Michael Lawrence was playing the guitar part with the Indianapolis Symphony Orchestra on a piece commissioned by Seiji Ozawa and written by William Russo for the Siegel-Schwall band, “Three Pieces for Blues Band and Orchestra.” Lawrence wrote: “The orchestral parts are well delineated, but the blues quartet parts are more improvisational. The concertmaster was seated directly behind me during rehearsal. At one point, offended by either my playing or the volume, he kicked my amp over. The orchestra, the hall, went silent. I picked the amp up, set it back in place and checked it. Then I looked at him as he sat there smirking. I bent over and said quietly, ‘That fiddle? I suggest you never leave it unattended.’ I turned to the conductor and told him we were good to go. There were no more problems.”
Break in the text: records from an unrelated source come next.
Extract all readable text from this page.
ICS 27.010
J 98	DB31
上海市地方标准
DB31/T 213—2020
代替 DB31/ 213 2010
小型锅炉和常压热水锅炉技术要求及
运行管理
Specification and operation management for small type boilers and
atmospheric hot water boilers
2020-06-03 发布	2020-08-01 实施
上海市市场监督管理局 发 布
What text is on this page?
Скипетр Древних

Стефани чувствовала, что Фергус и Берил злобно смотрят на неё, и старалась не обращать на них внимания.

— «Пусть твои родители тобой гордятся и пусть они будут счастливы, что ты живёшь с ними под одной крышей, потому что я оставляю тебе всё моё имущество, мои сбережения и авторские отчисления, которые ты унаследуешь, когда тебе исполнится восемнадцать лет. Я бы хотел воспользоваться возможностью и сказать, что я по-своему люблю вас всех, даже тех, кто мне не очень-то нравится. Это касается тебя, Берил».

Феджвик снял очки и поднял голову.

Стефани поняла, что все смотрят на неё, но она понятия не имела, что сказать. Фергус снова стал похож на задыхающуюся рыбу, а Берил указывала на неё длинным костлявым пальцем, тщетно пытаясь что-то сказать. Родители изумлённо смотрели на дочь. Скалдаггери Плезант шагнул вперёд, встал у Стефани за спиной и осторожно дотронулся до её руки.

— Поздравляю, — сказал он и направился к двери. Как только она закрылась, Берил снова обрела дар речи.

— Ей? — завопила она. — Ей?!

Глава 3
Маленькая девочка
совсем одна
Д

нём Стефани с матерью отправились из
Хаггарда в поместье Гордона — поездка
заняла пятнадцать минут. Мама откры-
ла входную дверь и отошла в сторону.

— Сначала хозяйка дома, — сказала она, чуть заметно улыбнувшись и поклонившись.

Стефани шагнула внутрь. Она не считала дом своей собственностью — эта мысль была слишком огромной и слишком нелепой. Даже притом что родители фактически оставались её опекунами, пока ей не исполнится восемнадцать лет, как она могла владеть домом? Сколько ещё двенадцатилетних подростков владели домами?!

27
Erik Lawrence was walking down the street of his old hometown, Nyack. “I saw a guy coming toward me with an old King trombone case, rectangular with the fake alligator on the corners. I didn’t recognize him, but I said, “Trombone, right?” He looked at me like I was crazy. I asked again, “Isn’t that a trombone case?” He stopped and thought for a minute and suddenly realized what I was saying. He said, ‘Actually, I used to be a trombone player 20 years ago. But I couldn’t make any money, so I became a plumber. I got rid of the trombone, but I kept the case because it fits my plunger and snake perfectly!’”
Herb Gardner posted his favorite Dill Jones story: When Dill first came to New York from Wales, he was hired to play solo piano at a private party in Harlem, where he assumed everyone was a connoisseur of authentic stride piano. A beautiful lady sauntered up to him and murmured, “Can you please play ‘Fiesta’?” Dill didn’t know the tune, but desperately trying to please, played every Latin-American tune he knew. The woman returned, displeased. “Can’t you play ‘Fiesta’?”
“I’m sorry, I just don’t know that tune.”
“No, no! Yuzz’r playin’ too slow! Cancha play fyasta?!”
Dave Graf posted this story from Doug Ramsey’s biography of Paul Desmond: Desmond was sitting in with some British musicians. Pianist Dill Jones said, “I don’t know ‘Take Five,’” to which Desmond, who wrote the tune, replied, “Good.”